= August Meier =

American historian (1923–2003)

August Meier (April 30, 1923 – March 19, 2003) was a professor of history at Kent State University and an author. He was a leading scholar on African American history, teaching also at Morgan State College, Baltimore. He edited several books with Elliott Rudwick. The New York Public Library has a collection of his papers.

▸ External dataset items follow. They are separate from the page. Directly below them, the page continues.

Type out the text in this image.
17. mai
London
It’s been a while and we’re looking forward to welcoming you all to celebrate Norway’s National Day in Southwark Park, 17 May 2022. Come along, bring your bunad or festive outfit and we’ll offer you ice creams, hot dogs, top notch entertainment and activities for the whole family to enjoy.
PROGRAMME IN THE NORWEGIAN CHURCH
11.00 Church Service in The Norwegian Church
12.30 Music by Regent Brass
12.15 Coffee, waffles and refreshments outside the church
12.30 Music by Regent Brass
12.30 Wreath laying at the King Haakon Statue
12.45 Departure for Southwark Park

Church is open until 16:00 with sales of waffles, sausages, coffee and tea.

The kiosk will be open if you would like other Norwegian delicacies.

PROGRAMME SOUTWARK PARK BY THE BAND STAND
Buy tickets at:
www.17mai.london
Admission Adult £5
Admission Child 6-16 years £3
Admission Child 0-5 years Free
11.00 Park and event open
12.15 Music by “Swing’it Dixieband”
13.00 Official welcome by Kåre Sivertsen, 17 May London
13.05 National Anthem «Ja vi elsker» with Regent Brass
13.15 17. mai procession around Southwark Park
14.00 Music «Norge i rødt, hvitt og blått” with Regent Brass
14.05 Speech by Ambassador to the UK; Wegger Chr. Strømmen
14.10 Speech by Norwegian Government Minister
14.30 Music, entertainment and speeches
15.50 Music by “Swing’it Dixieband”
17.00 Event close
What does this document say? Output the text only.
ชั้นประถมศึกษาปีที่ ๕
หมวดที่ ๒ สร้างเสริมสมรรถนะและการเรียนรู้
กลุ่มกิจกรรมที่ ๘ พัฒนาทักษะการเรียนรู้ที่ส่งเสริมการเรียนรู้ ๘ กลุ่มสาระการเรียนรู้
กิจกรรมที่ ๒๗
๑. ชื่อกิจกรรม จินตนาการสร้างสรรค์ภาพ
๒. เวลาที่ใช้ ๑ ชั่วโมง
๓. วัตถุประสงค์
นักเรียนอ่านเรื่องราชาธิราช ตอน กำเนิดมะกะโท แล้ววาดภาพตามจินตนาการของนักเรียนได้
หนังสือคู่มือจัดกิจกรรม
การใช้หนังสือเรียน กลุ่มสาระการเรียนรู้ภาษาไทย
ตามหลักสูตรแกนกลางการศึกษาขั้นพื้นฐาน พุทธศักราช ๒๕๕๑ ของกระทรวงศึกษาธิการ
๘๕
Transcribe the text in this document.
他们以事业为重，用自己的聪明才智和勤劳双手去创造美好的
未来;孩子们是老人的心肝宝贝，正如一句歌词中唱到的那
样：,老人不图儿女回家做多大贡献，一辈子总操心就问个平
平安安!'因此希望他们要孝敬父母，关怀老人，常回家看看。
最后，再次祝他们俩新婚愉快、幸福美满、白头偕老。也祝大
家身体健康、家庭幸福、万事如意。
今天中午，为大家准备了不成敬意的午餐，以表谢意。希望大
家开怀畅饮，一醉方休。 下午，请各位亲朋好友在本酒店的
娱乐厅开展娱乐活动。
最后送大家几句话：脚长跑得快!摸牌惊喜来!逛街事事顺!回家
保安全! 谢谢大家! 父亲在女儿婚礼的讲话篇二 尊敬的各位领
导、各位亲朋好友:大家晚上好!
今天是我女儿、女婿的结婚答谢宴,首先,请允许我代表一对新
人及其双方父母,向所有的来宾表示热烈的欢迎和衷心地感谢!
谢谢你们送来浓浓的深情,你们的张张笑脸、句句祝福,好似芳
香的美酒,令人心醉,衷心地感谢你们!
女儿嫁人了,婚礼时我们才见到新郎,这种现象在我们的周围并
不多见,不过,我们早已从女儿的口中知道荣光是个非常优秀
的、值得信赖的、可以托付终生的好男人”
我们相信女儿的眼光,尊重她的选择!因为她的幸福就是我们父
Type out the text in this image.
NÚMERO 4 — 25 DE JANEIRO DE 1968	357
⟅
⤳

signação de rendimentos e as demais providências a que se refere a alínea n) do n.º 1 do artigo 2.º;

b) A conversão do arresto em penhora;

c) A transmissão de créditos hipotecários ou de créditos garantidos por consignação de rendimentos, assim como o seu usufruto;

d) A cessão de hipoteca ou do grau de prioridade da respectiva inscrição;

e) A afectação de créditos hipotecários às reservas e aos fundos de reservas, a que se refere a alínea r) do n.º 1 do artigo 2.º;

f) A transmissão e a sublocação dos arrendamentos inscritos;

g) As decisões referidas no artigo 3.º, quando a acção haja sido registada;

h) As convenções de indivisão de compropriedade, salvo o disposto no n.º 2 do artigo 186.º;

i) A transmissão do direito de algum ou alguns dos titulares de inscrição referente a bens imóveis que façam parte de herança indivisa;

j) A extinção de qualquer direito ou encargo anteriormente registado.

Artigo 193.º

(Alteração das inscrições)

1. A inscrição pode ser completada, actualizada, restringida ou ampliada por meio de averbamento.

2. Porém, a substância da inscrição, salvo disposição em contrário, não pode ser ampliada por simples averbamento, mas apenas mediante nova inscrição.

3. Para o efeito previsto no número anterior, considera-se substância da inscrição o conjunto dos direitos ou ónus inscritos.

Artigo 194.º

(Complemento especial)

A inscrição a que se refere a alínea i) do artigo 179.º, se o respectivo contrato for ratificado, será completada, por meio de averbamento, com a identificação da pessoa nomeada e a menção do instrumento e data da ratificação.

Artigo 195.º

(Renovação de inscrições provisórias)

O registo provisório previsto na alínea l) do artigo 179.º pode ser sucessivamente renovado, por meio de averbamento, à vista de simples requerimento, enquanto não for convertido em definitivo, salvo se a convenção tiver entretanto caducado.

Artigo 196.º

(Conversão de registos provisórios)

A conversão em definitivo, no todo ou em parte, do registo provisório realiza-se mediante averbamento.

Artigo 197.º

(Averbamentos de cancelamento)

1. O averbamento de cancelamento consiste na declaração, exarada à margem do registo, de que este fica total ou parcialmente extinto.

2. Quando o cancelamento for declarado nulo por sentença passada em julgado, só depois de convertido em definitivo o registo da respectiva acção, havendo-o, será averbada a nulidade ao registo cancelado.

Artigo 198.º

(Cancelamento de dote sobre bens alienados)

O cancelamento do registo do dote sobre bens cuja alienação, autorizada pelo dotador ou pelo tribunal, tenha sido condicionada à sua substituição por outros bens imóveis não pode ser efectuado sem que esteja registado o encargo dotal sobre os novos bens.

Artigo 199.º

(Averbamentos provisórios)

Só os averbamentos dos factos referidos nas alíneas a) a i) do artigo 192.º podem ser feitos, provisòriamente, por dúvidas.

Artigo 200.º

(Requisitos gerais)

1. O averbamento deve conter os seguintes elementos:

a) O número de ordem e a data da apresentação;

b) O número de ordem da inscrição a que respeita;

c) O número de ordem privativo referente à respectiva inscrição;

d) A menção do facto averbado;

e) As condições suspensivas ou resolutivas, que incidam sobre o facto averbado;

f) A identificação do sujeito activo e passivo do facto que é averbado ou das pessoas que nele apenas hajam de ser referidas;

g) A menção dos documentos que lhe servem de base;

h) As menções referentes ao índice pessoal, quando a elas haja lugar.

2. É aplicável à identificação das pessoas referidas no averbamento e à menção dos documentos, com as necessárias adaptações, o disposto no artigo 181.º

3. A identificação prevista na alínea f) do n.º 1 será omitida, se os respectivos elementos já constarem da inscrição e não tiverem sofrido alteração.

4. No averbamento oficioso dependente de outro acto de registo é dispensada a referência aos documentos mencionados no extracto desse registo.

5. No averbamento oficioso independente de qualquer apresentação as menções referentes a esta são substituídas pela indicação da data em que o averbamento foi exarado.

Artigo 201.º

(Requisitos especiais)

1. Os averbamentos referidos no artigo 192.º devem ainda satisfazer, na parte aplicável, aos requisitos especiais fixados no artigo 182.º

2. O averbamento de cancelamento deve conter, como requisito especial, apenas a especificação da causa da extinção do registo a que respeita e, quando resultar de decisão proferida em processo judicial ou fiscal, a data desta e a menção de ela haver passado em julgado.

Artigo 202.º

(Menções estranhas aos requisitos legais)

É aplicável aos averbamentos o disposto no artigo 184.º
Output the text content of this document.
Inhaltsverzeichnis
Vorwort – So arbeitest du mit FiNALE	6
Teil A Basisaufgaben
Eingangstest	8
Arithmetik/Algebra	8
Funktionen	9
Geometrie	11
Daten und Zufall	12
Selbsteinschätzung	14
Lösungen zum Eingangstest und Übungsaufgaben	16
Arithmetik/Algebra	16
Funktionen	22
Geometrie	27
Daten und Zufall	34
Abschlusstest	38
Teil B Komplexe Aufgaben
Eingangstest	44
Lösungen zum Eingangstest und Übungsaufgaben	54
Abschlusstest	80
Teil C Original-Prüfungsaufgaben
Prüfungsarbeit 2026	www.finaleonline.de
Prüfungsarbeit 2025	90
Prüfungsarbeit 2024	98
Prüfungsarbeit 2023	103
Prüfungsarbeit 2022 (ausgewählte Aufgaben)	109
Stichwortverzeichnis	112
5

Raised in Newark, New Jersey, Meier graduated from Barringer High School. He graduated from Oberlin College and received an M.A. in 1947 and PhD in 1957 from Columbia University, where he studied under Henry Steele Commager and published his dissertation, Foundational Negro Thought in America: 1880–1915 (1963).

==Writings==
- Foundational Negro Thought in America: 1880–1915 (1963)
- From Plantation to Ghetto; An Interpretive History of American Negroes, co-author (1970)
- The Making of Black America: The black community in modern America (1971)
- CORE, a Study in the Civil Rights Movement, 1942-1968 (1975)
- Negro Thought in America, 1880-1915; Racial Ideologies in the Age of Booker T. Washington (1988)
- Black history and the historical profession, 1915-1980, co-author (1986)
- Time of Trial, Time of Hope; The Negro in America, 1919-1941, co-author (1986)
- Black Leaders in the Nineteenth Century, co-author (1988)
- Black Leaders in the Twentieth Century, co-author (1988)
- A White Scholar and the Black Community, 1945-1965; Essays and Reflections (1992), a collection of his writings
- Along the Color Line; Explorations in the Black Experience, co-author Elliott M. Rudwick (2002)
- Black Detroit and the Rise of the UAW, co-author (2007)

===Articles===
- "New Currents in the Civil Rights Movement," New Politics, Summer 1963.